Activité communautaire au marché Saint-Jacques. Archive du ministère de la culture
Au premier étage. Archives nationales du Québec
Combat de boxe au marché. Archives nationales du Québec

Aujourd'hui l'imagination est toujours à l'oeuvre dans l'aménagement du lieu. Si le rez-de-chaussée garde son activité première de marché, le deuxième étage abrite désormais un lieu d'encan silencieux spécialisé dans l'art contemporain montréalais. La grande surface de cet espace convient tout à fait à un lieu d'exposition. Toutes les oeuvres sont exposées en tout temps. Le principe consiste, pour l'acheteur, à écrire à côté de l'oeuvre choisie le montant qu'il est prêt à dépenser pour l'acquérir.

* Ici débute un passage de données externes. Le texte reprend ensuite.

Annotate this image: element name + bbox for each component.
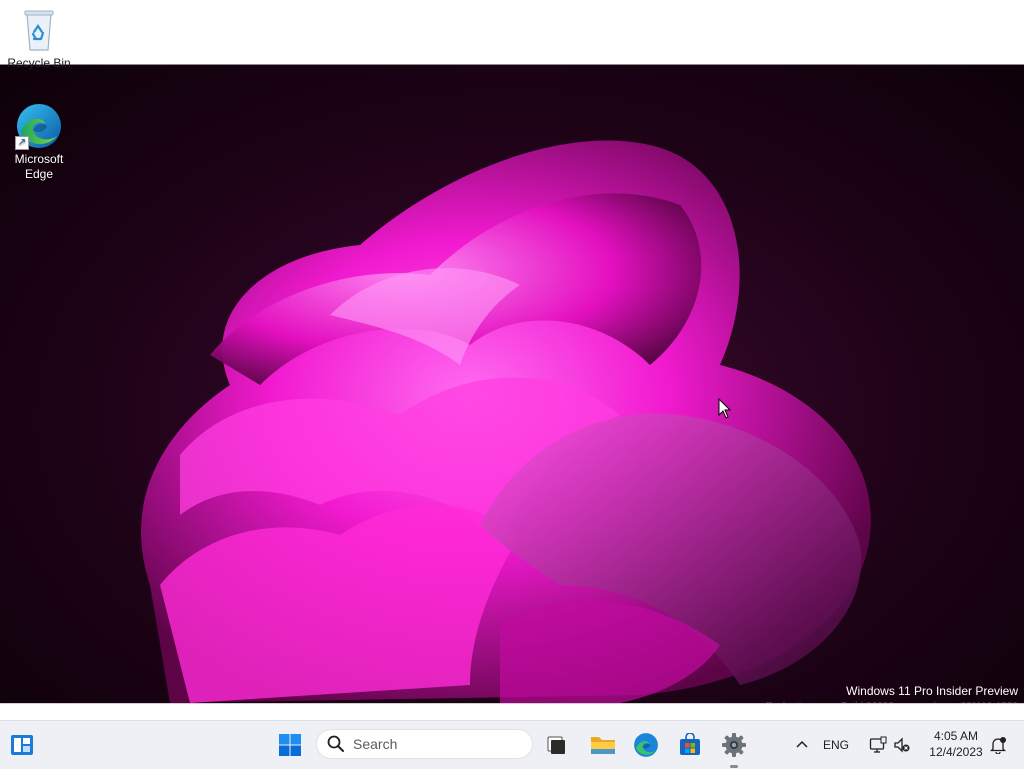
input-language-indicator[interactable]: ENG [823,738,849,752]
desktop-icon-microsoft-edge[interactable]: ↗ Microsoft Edge [1,102,77,182]
shortcut-arrow-icon: ↗ [15,136,29,150]
store-icon [680,733,700,755]
notifications-button[interactable] [982,729,1014,761]
taskbar: Search ENG 4:05 AM 12/4/2023 [0,720,1024,769]
mouse-pointer-icon [718,397,732,424]
windows-start-icon [279,734,301,756]
microsoft-store-button[interactable] [674,729,706,761]
start-button[interactable] [274,729,306,761]
watermark-edition: Windows 11 Pro Insider Preview [846,684,1018,698]
bloom-artwork [141,140,871,703]
desktop-top-strip [0,0,1024,65]
edge-label-line1: Microsoft [14,152,64,166]
desktop: Recycle Bin ↗ Microsoft Edge Windows 11 … [0,0,1024,769]
edge-icon [634,733,658,757]
wallpaper [0,65,1024,703]
widgets-icon [11,735,33,755]
network-icon [869,736,887,753]
folder-icon [591,737,615,754]
chevron-up-icon [796,740,808,748]
search-icon [327,735,345,753]
show-hidden-icons-button[interactable] [786,729,818,761]
edge-icon: ↗ [15,102,63,150]
edge-label-line2: Edge [24,167,54,181]
recycle-bin-label: Recycle Bin [7,56,71,70]
file-explorer-button[interactable] [587,729,619,761]
notification-bell-icon [989,737,1007,754]
gear-icon [722,733,746,757]
volume-muted-icon [894,737,910,753]
search-placeholder: Search [353,736,398,752]
task-view-icon [547,736,565,754]
volume-button[interactable] [886,729,918,761]
settings-button[interactable] [718,729,750,761]
desktop-bottom-strip [0,703,1024,721]
widgets-button[interactable] [6,729,38,761]
task-view-button[interactable] [540,729,572,761]
taskbar-search-box[interactable]: Search [316,729,533,759]
desktop-icon-recycle-bin[interactable]: Recycle Bin [1,6,77,71]
taskbar-edge-button[interactable] [630,729,662,761]
recycle-bin-icon [15,6,63,54]
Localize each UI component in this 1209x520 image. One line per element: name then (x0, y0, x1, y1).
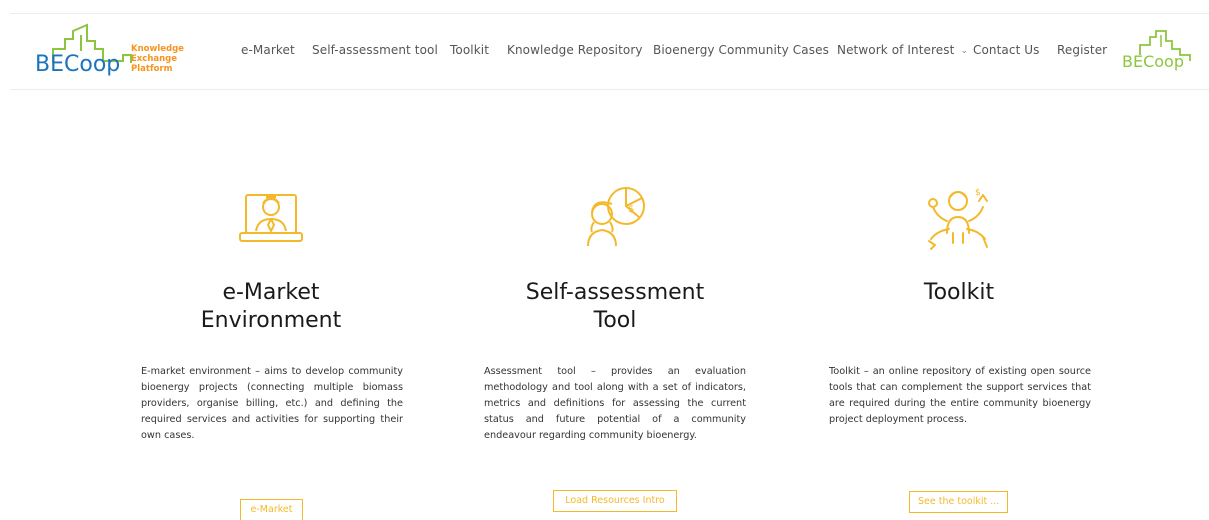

À la fin de la période d'exposition, l'oeuvre va au plus offrant.

Il ne reste plus qu'à trouver une occupation innovante pour le premier étage du marché Saint-Jacques, toujours vide, pour rendre la réhabilitation du marché Saint-Jacques vraiment intéressante.


1. Serge Carreau et Perla Korosec-Serfati (dir), le patrimoine de Montréal : document de référence, Québec, Ministère de la Culture et communications, Montréal, Ville de Montréal, 1998, p. 81.
2. France Vanlaethem, « L’architecture Art Déco à Montréal » dans ICOMOS Canada, Actes du colloque, « Art Déco de France et du Canada » : 18 et 19 novembre 1994, Ottawa, ICOMOS Canada, 1995, p. 66-67. 
3. Martin Droin, Le combat du patrimoine à Montréal (1973-2003), Sainte-Foy, Presses de l’Université du Québec, 2005, p. 204.